"She certainly looks ill." The chaplain glanced thoughtfully toward the pantry door, as if he expected to see through it. "Have you had any talk with her, Lucy?"

"I've tried, but I had to do all the talking. She just pulls this little wooden smile—it's just that, Lawrence! it's as if she pulled a string and twitched the corners of her mouth up; there is no smile in her eyes. It's tragic!

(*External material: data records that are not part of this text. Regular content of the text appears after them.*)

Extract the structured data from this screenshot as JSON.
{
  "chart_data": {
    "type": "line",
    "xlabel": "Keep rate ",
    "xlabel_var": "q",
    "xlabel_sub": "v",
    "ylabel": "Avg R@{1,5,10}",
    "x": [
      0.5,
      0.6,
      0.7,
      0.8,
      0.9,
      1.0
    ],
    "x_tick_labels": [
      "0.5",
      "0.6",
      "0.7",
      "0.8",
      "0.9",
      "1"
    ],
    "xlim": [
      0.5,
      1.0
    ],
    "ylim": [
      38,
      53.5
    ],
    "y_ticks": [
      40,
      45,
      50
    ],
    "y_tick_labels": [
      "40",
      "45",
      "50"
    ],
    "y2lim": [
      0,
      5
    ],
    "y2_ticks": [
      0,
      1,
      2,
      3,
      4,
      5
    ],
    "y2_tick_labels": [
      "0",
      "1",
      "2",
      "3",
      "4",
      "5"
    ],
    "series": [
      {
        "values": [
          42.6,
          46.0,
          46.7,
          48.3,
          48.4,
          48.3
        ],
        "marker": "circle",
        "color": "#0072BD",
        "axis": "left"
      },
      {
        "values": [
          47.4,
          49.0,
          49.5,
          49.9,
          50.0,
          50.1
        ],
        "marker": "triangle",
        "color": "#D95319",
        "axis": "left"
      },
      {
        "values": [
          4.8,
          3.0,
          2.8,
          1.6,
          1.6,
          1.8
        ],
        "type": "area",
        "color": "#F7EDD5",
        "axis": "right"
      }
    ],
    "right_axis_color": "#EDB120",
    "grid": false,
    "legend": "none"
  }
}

And all she will say is, 'It is my duty to go to my father; I must go, because it is my duty!' over and over; in fact—" with a petulant outburst—"I seem to have lost my Mary, and got a very beautiful talking doll in exchange—Only dolls do look cheerful," she added, "and they don't cry their eyes out all night."

"Have you heard her crying?" asked John Aymer.

"Heard her? No! But I see her in the morning, don't I? I am not an owl, my dear John!"

"No, my love, certainly not!"

The two men gazed meditatively at each other over their pipes. ("Since my husband must either smoke or fidget," Mrs. Aymer was wont to say, "I prefer to have him smoke; and there shall be no room in my house that he is obliged to fidget in.") But the pipes did not make for peace as usual; the atmosphere of the rose-shaded room was anxious and troubled, reflecting the mood of its little ruler. However things might be with Mary-in-the-kitchen, Lucy-in-the-parlor was not herself this evening. She would knit diligently for a few minutes, then spring up to turn down the lamp, to poke the fire, to straighten an already straight window blind, then plunge at her knitting again, and make the needles fly at a bewildering rate.

"It certainly is an extremely rum start!" said John Aymer thoughtfully. "Makes one feel as if one were living behind the scenes at the ——," he named a popular theatre.

"John Aymer!" The knitting was dropped, and two indignant sapphires burned on the guilty husband. "I don't like to think you are heartless, John," said Lucy; "but sometimes there seems nothing else to think. To make game of a poor girl's misery! Men are—"

"Not at all, my love, not at all! I am as sorry as sorry can be, and you know it. But none the less I cannot help feeling as if I were in a movie. Here are all the materials, black-hearted ruffian, lovely maiden, gallant youth—if that wasn't a movie scene the other night, I never saw one, that's all!— By the way, Larry, what of the gallant youth? How has pet-lamb Pippin been to-day? Or haven't you seen him?"

"Oh, yes, I have seen him. I don't believe he cried last night, but he doesn't look as if he'd slept much for several nights. The boy is as thoroughly upset as the girl." The chaplain stooped to pick up a coal from the hearth; then went on slowly. "On the one hand he is all joy at having found Mary; on the other he is all despair because he thinks he has offended her in some way. How about that, Lucy? They have been good friends up to yesterday, have they?" He looked inquiringly at his sister.